Dharmendra’s six-decade career mirrored the shifting landscape of the subcontinent and the audiences who adored him

The everyman hero


F

ew actors sustain a career for more than sixty years; fewer still remain genuinely beloved throughout. Dharmendra, who died last week, belonged firmly to that rare group. His long, varied trajectory across Indian cinema, from mainstream blockbusters to off-beat films that demanded emotional depth, made him not just a star but a cultural presence recognisable across generations and borders.

His origins as an actor are the stuff of film lore. As a young aspirant repeatedly facing rejection, he once walked into the home of Dilip Kumar, simply to “see what success looked like.” With no one to stop him, he wandered nervously into the bedroom, where the legendary actor was asleep.

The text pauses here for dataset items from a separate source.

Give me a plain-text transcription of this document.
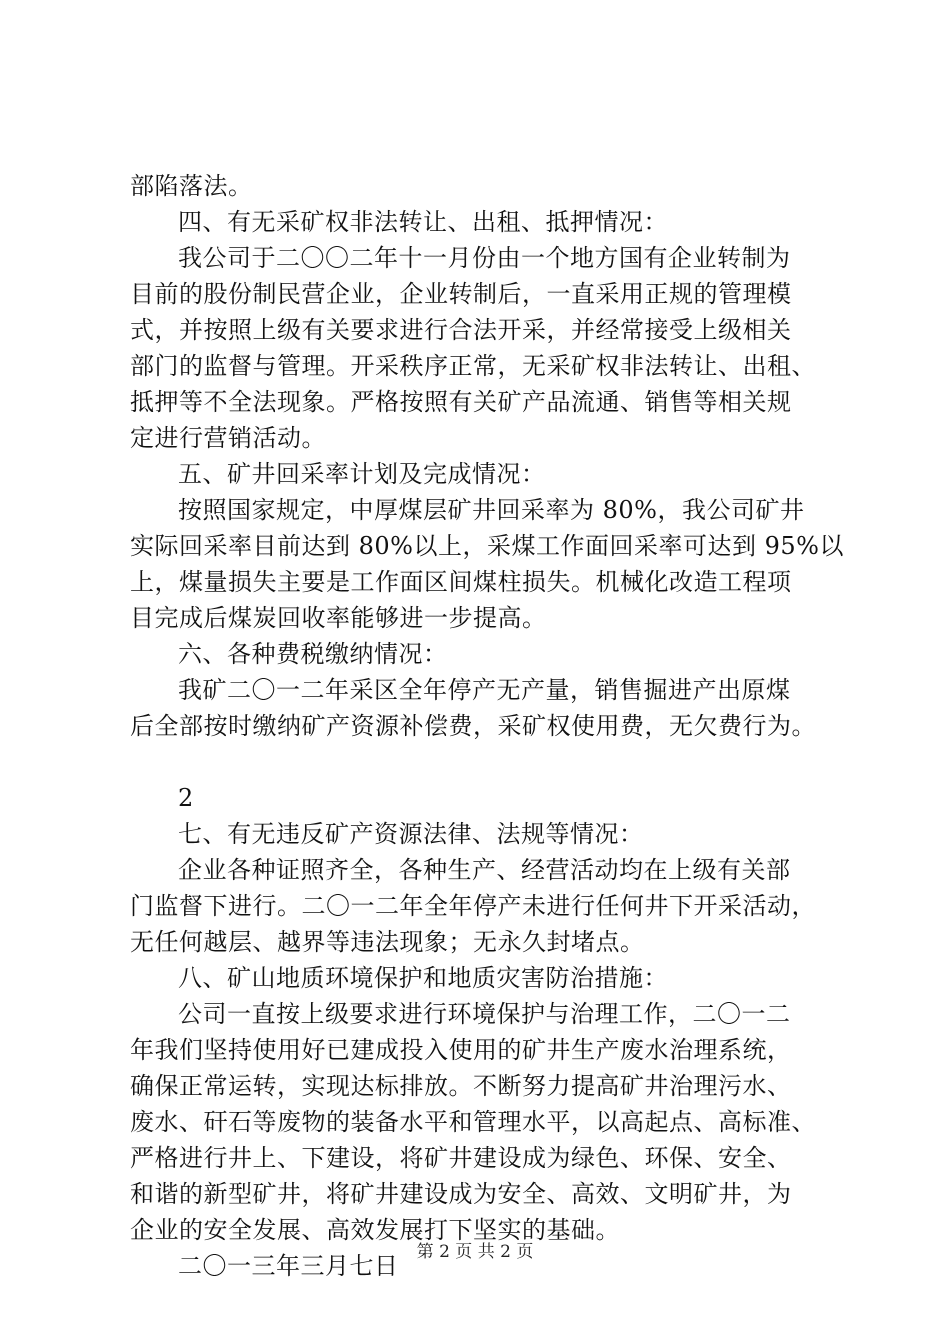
部陷落法。
四、有无采矿权非法转让、出租、抵押情况：
我公司于二〇〇二年十一月份由一个地方国有企业转制为
目前的股份制民营企业，企业转制后，一直采用正规的管理模
式，并按照上级有关要求进行合法开采，并经常接受上级相关
部门的监督与管理。开采秩序正常，无采矿权非法转让、出租、
抵押等不全法现象。严格按照有关矿产品流通、销售等相关规
定进行营销活动。
五、矿井回采率计划及完成情况：
按照国家规定，中厚煤层矿井回采率为 80%，我公司矿井
实际回采率目前达到 80%以上，采煤工作面回采率可达到 95%以
上，煤量损失主要是工作面区间煤柱损失。机械化改造工程项
目完成后煤炭回收率能够进一步提高。
六、各种费税缴纳情况：
我矿二〇一二年采区全年停产无产量，销售掘进产出原煤
后全部按时缴纳矿产资源补偿费，采矿权使用费，无欠费行为。
2
七、有无违反矿产资源法律、法规等情况：
企业各种证照齐全，各种生产、经营活动均在上级有关部
门监督下进行。二〇一二年全年停产未进行任何井下开采活动，
无任何越层、越界等违法现象；无永久封堵点。
八、矿山地质环境保护和地质灾害防治措施：
公司一直按上级要求进行环境保护与治理工作，二〇一二
年我们坚持使用好已建成投入使用的矿井生产废水治理系统，
确保正常运转，实现达标排放。不断努力提高矿井治理污水、
废水、矸石等废物的装备水平和管理水平，以高起点、高标准、
严格进行井上、下建设，将矿井建设成为绿色、环保、安全、
和谐的新型矿井，将矿井建设成为安全、高效、文明矿井，为
企业的安全发展、高效发展打下坚实的基础。
二〇一三年三月七日	第 2 页 共 2 页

Dilip Kumar woke with a start to find a stranger by his bedside. A flustered Dharmendra stammered that he only wanted to see the great man. It was an encounter that sparked a lifelong bond, one of mentor and disciple, and a friendship that both men often spoke of with warmth.

Dilip Kumar would later recall Dharmendra’s striking physical beauty, admitting privately that he sometimes wished he could match it. This handsomeness, coupled with Dharmendra’s easy charm, made him immensely popular among female audiences and co-stars. Yet it was never only his looks that sustained him. There was something grounded and earthy about his presence, a quality that made the common man see himself reflected on screen. His was a masculinity rooted in the soil: unpretentious, robust and deeply likeable.

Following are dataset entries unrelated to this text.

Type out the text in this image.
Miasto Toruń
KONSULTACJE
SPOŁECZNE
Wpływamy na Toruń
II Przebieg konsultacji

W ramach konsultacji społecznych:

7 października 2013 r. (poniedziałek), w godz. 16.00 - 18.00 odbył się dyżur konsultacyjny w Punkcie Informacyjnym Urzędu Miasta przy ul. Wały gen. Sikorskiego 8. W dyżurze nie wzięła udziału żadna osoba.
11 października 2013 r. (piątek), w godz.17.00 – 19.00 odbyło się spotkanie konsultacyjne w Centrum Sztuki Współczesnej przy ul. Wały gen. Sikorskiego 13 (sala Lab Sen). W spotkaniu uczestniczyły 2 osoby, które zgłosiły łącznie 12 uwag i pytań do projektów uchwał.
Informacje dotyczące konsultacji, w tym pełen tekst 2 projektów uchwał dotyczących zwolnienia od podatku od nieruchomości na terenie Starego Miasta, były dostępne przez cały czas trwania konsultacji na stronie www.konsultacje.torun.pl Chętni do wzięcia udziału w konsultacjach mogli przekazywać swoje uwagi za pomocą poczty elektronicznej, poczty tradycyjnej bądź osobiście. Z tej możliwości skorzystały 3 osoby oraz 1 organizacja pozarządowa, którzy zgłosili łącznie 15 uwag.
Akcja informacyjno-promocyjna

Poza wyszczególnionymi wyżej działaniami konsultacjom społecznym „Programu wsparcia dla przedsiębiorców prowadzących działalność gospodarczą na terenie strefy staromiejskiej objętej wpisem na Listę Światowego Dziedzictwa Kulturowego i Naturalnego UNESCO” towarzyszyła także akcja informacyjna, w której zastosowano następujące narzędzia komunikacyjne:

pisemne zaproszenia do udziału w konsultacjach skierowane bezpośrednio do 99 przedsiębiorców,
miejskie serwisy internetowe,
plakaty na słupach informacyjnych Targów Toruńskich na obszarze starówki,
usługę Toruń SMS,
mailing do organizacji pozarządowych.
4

Dharmendra represented the second generation of Hindi film stars after Partition, following the era defined by Dilip Kumar, Raj Kapoor and Dev Anand. His longevity allowed him to bridge multiple cinematic eras: he debuted when Indian cinema was still shaped by post-Partition sentiment; came into his own as colour films and romantic dramas flourished; and remained relevant well into the age of action heroes and modern blockbusters.

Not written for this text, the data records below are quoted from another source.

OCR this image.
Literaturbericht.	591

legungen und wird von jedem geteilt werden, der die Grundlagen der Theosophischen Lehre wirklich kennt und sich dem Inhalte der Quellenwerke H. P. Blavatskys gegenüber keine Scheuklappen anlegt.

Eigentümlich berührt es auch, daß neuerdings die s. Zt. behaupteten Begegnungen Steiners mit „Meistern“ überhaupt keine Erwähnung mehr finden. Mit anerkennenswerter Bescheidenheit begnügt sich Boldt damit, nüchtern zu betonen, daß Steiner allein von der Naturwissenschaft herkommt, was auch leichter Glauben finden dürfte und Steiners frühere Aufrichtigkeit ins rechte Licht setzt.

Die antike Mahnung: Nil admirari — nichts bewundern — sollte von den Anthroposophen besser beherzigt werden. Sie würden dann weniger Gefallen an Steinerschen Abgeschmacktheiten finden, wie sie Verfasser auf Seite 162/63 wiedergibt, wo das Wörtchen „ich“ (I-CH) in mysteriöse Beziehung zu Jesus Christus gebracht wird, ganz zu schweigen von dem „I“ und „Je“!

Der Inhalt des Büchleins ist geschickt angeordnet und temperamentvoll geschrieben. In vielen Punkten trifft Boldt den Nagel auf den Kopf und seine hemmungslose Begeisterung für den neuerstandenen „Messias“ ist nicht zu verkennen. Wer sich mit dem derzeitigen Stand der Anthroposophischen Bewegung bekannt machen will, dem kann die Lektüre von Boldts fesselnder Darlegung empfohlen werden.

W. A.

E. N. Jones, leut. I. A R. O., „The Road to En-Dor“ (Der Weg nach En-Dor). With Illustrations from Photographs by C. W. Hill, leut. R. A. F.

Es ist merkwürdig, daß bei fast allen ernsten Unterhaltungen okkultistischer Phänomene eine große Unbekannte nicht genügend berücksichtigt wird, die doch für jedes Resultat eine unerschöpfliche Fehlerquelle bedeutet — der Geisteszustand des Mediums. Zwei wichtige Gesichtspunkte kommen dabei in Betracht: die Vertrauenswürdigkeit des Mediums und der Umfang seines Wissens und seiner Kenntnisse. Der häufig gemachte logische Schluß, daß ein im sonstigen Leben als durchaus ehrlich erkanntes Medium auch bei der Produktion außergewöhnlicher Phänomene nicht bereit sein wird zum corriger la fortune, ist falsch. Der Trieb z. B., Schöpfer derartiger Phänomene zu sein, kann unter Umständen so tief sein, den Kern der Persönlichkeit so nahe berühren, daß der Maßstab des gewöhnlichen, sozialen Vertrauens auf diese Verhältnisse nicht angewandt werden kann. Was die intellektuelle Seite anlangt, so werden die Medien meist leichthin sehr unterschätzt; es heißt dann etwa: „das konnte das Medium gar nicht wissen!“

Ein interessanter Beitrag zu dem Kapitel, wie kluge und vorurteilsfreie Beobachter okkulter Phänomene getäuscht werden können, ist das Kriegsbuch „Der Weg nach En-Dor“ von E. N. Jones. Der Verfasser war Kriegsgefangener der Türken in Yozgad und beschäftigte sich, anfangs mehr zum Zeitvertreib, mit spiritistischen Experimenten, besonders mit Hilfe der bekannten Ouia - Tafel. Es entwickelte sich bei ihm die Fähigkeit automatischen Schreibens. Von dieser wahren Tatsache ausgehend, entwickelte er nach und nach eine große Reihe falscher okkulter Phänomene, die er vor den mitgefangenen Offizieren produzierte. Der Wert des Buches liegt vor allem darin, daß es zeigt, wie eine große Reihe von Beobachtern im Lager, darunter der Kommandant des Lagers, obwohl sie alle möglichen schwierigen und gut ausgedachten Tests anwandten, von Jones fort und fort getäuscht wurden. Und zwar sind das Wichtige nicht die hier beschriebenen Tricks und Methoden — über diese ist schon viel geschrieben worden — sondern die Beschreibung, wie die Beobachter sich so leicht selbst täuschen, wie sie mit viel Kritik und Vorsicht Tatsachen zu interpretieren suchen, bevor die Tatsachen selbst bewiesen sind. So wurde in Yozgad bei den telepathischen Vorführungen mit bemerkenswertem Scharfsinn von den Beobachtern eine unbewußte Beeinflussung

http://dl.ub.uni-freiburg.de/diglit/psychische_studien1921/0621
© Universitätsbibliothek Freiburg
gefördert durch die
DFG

For many viewers in Pakistan, Dharmendra’s screen presence formed part of their earliest exposure to Indian cinema. Until the early 1970s, films were banned and audiences mostly encountered the industry through film songs broadcast on the radio or narrated story programmes where songs were inserted between plot summaries. It was only with the launch of Amritsar Television, and later the VCR revolution, that households began watching Indian films on a wider scale. Migrant workers in the Middle East brought back video cassettes; a few travelled as far as Afghanistan to watch screenings. Others caught films in makeshift halls in London on weekends. In all these spaces, Dharmendra’s films travelled easily, carried across borders not by marketing machines but by affection.

By the early 1970s, Indian cinema was witnessing the rise of its so-called “third generation” - Amitabh Bachchan, Rajesh Khanna and Sanjeev Kumar. Yet Dharmendra remained vibrant, starring in films of every genre. He moved fluidly from mass-appeal blockbusters to more experimental projects, proving that he was not confined to any single mould. His range assured his longevity; audiences that has liked him in romantic roles embraced him just as enthusiastically in his action and comedy turns.

What set him apart was not only his versatility but also the cultural texture he carried within him. The subcontinent is, and always has been, a crossroads of ethnicities, religions, languages and histories. Over centuries, these influences have layered themselves into shared notions of beauty, masculinity and charm. Dharmendra, with his blend of ruggedness and grace, seemed to embody this multiplicity. There was an openness about him, a sense that he came from the people and belonged to them.

It also mattered that he came from Ludhiana, close to, but not quite within, the cohort of “Partition Punjabis” who dominated early Bollywood after 1947. That slight remove gave him a different sensibility: neither entirely shaped by Partition trauma nor disconnected from its cultural aftershocks. He stood on the edge of that history, informed by it but not defined by it.

His personal charisma translated easily across films and decades. Many still remember him for his iconic roles in action and romance, but there were quieter performances too, where emotion rippled beneath the surface. These roles cemented his place not just as a star but also as an actor with genuine craft.

Dharmendra also introduced the next generation of his family to cinema. His elder son, Sunny Deol, achieved considerable success, becoming one of the biggest action stars of the 1980s and 1990s. His younger son had a shorter career, but the lineage underscored Dharmendra’s continuing influence on the industry.

For Pakistanis, Indians and diaspora audiences worldwide, Dharmendra remained a familiar, almost familial presence, the kind of actor whose films appeared at every stage of life, from childhood matinees to late-night television viewings. His appeal was unforced; he never seemed to chase relevance, yet it remained with him.

In remembering him, it becomes clear that Dharmendra was more than the sum of his roles. He was, in many ways, the cinematic embodiment of a region both diverse and intertwined, shaped by history, migration, memory and desire. His life traced the arc of post-Partition cinema, but his persona reached further, into the ways people saw themselves and their world.

His death marks the end of an era, but his place in collective memory remains assured.


The writer is a culture critic based in Lahore.